Her stark, detailed, black and white, some would say, doom-ladened artwork was used to accompany releases by the band Crass and their affiliates including, the Poison Girls and A Flux of Pink Indians. She cut no slack in graphically illustrating the groups distrust, or even total revulsion at the government; the Thatcher government, any government, all governments, but especially the Thatcher one. All of this made a lot of sense, Crass were branded as an Anarchist collective, they weren’t the casual “fashion anarchists” who dipped in and out of anarchy as the mood or the T-Shirt took them, but proper alternative lifestyle artists, who saw no need for government and who lived exactly as they preached.
“’Anarchists’ wasn’t a title we gave ourselves. It was something that was given to us, and we thought we’d run with it”, Gee told The Guardian in 2014
Born just after the second World War, and raised on the borders of Essex and London, Gee met up with Penny Rimbaud at Art College in the 1960s. Penny and Gee became bandmates, housemates, co-workers and all round besties, founding an “open house” on the Essex borders as a space to live, work and collaborate with others. By 1977, Rimbaud and Vaucher were inspired and excited about the Sex Pistols and Punk Rock, and so decided to put their energy into another band. Vaucher, often thought of as the silent member of Crass, simply because she didn’t play on the records, instead took on the mantle of the sleeve artist, who’s lasting impression was easily as “loud” as anything on the record inside.

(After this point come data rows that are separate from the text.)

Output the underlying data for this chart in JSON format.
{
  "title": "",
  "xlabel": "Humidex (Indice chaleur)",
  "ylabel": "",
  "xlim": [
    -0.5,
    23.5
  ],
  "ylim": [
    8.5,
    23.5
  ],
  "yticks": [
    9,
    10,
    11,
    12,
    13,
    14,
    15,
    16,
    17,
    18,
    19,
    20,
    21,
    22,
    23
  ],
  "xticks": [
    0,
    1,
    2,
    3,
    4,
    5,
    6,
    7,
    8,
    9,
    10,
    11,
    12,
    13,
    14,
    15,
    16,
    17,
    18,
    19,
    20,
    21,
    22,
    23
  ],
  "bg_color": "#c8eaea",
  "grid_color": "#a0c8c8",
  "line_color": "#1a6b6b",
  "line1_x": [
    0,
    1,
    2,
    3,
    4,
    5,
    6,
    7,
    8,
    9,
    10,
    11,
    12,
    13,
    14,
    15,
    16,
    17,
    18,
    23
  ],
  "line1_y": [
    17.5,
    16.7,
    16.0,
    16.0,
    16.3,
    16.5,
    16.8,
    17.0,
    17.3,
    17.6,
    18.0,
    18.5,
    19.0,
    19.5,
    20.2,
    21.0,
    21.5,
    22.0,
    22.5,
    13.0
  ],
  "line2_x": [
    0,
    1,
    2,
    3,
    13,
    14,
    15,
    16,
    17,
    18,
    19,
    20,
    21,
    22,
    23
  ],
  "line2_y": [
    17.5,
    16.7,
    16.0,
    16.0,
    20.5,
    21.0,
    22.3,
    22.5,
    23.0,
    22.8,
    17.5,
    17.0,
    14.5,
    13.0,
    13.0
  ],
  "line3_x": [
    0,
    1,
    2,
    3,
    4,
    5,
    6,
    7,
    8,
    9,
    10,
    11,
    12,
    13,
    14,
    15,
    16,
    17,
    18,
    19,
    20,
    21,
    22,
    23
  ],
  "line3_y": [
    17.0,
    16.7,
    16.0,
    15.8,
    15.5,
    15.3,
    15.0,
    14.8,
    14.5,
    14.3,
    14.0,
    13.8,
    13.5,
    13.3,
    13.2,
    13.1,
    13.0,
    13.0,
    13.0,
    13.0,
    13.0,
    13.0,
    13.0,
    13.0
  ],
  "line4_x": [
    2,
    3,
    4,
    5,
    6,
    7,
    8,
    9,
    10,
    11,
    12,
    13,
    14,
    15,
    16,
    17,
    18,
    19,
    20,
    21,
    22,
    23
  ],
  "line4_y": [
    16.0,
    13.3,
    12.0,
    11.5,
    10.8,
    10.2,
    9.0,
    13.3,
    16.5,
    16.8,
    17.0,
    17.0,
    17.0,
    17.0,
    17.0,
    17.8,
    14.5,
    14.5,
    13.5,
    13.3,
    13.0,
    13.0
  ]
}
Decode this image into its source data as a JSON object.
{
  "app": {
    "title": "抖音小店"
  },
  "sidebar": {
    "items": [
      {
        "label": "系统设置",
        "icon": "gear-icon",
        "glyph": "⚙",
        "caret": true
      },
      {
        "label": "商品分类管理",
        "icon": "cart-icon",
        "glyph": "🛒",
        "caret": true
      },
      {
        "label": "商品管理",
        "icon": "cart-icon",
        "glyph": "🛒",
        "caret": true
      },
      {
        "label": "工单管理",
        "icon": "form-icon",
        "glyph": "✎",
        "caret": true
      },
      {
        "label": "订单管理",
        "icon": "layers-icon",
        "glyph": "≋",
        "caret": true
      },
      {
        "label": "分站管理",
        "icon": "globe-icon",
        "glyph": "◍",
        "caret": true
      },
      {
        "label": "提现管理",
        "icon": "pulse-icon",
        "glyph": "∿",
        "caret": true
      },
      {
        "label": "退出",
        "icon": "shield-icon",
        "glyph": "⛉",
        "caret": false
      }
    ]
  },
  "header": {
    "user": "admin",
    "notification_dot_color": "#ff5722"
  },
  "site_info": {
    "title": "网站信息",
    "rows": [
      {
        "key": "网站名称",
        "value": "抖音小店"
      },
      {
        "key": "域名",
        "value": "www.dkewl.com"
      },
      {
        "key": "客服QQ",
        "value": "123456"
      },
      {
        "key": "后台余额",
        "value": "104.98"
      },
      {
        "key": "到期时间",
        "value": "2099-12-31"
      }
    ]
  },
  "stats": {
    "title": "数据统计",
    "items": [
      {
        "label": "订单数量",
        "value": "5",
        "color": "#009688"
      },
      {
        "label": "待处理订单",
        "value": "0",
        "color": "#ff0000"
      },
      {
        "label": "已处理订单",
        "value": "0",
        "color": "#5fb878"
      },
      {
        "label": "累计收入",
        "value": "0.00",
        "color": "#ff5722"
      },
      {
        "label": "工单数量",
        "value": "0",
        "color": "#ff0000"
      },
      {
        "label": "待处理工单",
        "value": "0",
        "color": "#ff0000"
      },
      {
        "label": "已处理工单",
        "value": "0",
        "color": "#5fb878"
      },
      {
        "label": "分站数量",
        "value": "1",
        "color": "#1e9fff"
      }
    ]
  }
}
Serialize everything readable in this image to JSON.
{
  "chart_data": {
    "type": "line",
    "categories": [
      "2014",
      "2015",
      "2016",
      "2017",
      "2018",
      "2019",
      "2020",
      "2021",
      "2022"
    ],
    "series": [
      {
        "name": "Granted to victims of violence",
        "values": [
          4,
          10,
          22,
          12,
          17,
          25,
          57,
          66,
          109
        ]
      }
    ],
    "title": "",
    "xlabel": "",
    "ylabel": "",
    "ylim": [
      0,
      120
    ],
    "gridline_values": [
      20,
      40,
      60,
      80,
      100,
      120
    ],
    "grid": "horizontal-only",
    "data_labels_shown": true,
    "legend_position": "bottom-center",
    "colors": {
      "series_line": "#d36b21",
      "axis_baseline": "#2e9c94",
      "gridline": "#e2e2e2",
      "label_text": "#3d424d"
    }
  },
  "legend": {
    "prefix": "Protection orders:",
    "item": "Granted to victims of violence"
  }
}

“We thought it was a great statement, the Pistols’ statement. Because what was happening in England at the time was just diabolical. And being older made a lot of difference”.
We think Gee’s probably right, it was the “being older” that really did make the difference; Crass created a really important link between 1970s Punk, and 1960s counter-culture. Gee and Penny still live at Dial House, and although Gee never sells her originals, you can now buy selected prints from her at exitstensil press
There is so much more to Gee than Crass record covers; her work, and her attitude continue to be not just an inspiration, but an absolute masterclass in living on the outside. Gee Vaucher – if we may be so bold….punk girl salute coming your way!